İnsanlığa daha uygun olacağına inandığımız bir amaç için oburların canını ve kanını feda etmeye hakkımız var mı?
Fransız yazar ve aktivist Simone de Beauvoir, yaşamı boyunca birçok kesimi etkilemeye başladı. Yazdığı kitap ve yazılarla toplumun büyük bölümü tarafından takdir edilmiş ve sevilmiştir.
Yazar yıllar önce verdiği bir ifadede, genellikle sabahları kalkıp bir şeyler yazdığını ve sonrasında hiçbir şey yapmadığını belirtiyor. Elbette her yazarın kendine has bir yazım tarzı vardır.

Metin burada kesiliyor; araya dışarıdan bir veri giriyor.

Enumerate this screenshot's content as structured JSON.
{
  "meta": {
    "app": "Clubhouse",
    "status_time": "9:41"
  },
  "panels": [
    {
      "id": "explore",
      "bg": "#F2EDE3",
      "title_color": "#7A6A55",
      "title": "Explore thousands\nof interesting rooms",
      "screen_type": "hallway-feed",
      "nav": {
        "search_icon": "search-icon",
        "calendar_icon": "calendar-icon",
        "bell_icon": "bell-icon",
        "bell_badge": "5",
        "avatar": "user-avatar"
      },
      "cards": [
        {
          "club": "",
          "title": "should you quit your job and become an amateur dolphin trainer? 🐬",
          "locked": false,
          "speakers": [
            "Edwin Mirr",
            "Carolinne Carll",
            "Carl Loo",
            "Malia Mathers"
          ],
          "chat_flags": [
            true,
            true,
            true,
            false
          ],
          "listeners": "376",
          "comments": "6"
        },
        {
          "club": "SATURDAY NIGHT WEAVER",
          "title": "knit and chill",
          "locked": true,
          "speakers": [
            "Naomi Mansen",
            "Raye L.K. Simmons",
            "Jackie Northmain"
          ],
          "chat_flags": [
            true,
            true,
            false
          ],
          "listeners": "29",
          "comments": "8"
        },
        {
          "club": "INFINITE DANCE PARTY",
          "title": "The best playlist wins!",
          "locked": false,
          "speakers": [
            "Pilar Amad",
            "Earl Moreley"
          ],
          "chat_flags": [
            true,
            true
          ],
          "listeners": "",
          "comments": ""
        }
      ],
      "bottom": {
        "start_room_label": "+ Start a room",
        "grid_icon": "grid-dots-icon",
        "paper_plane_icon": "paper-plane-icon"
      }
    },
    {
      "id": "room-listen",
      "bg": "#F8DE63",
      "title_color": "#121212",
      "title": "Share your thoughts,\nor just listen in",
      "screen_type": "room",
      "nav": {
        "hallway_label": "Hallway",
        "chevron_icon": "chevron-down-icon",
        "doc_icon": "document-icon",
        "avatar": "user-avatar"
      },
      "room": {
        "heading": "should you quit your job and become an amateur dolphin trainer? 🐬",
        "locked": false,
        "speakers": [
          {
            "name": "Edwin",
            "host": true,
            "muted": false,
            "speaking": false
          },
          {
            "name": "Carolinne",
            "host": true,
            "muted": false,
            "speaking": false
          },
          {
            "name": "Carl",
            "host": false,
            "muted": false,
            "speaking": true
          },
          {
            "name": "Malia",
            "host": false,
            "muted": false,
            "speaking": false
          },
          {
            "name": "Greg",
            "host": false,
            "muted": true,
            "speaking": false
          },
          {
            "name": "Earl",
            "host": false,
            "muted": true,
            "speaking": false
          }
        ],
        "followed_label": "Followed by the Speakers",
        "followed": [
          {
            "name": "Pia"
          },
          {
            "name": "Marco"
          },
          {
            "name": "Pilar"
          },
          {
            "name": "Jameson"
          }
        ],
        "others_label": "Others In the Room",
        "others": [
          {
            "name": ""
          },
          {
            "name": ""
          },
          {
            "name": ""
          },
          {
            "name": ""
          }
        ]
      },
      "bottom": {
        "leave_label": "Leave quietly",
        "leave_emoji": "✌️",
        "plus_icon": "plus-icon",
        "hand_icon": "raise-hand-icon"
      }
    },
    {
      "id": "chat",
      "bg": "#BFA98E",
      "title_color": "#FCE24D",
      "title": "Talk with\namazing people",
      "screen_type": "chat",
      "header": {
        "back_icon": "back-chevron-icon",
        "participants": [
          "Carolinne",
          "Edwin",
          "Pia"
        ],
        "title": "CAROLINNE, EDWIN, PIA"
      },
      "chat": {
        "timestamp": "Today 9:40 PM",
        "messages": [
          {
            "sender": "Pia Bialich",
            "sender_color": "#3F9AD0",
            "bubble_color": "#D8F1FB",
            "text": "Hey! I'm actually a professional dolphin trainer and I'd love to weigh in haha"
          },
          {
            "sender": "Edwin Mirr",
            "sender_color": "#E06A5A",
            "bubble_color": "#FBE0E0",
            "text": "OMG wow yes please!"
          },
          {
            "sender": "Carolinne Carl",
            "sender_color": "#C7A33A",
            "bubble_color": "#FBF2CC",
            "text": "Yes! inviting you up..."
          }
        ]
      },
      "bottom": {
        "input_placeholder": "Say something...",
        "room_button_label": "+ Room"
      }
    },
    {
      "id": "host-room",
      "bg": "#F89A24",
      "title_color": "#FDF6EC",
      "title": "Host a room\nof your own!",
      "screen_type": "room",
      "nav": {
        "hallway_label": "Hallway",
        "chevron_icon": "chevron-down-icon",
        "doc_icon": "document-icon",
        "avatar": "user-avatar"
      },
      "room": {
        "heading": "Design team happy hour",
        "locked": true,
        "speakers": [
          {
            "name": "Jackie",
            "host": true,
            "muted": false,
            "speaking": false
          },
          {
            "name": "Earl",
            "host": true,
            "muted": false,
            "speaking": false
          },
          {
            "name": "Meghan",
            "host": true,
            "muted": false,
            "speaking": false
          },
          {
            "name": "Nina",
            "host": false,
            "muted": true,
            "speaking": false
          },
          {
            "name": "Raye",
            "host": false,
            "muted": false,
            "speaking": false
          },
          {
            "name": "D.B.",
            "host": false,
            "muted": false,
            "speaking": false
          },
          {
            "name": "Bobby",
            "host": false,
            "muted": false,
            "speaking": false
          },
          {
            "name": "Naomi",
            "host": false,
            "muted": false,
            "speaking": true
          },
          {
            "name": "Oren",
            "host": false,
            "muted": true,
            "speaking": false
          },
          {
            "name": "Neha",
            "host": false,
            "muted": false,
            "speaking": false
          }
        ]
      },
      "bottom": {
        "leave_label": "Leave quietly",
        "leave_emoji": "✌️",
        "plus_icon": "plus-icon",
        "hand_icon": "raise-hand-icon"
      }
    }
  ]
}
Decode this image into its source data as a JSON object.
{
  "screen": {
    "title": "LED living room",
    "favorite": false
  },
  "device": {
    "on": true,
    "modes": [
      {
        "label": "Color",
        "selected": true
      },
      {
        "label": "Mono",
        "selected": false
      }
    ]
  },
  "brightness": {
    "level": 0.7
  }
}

Ancak yazarların genellikle sabahları kalkıp yazdıkları bilinen bir gerçektir.
Matematik ve ideoloji alanında Baccalauréat sınavını geçtikten sonra Katolik Enstitüsünde matematik, Sainte Marie Enstitüsünde yabancı dillerde edebiyat okudu.
Daha sonra Sobone’da ideoloji okudu. 1929’da seçkin Ecole Ordinary Superieure’e kaydolan ve Sabone’de kurs alan Jean-Paul Sartre ile tanıştı. Beavuvoir’in Ecole Normele’de eğitim gördüğü yaygın bir yanılgıdır.
sinemaya uyarlanmış
Simone de Beauvoir, 1941-1943’ün ortalarında Nazi işgali altındaki Paris’te, yaşadığı otel ısıtılmadığı için her sabah gittiği Café de Flore’de Başkalarının Kanı’nı yazdı. 1945 yılında yayınlanan kitap, Claude Chabrol tarafından “Başkalarının Kanı” adıyla sinemaya uyarlanmıştır.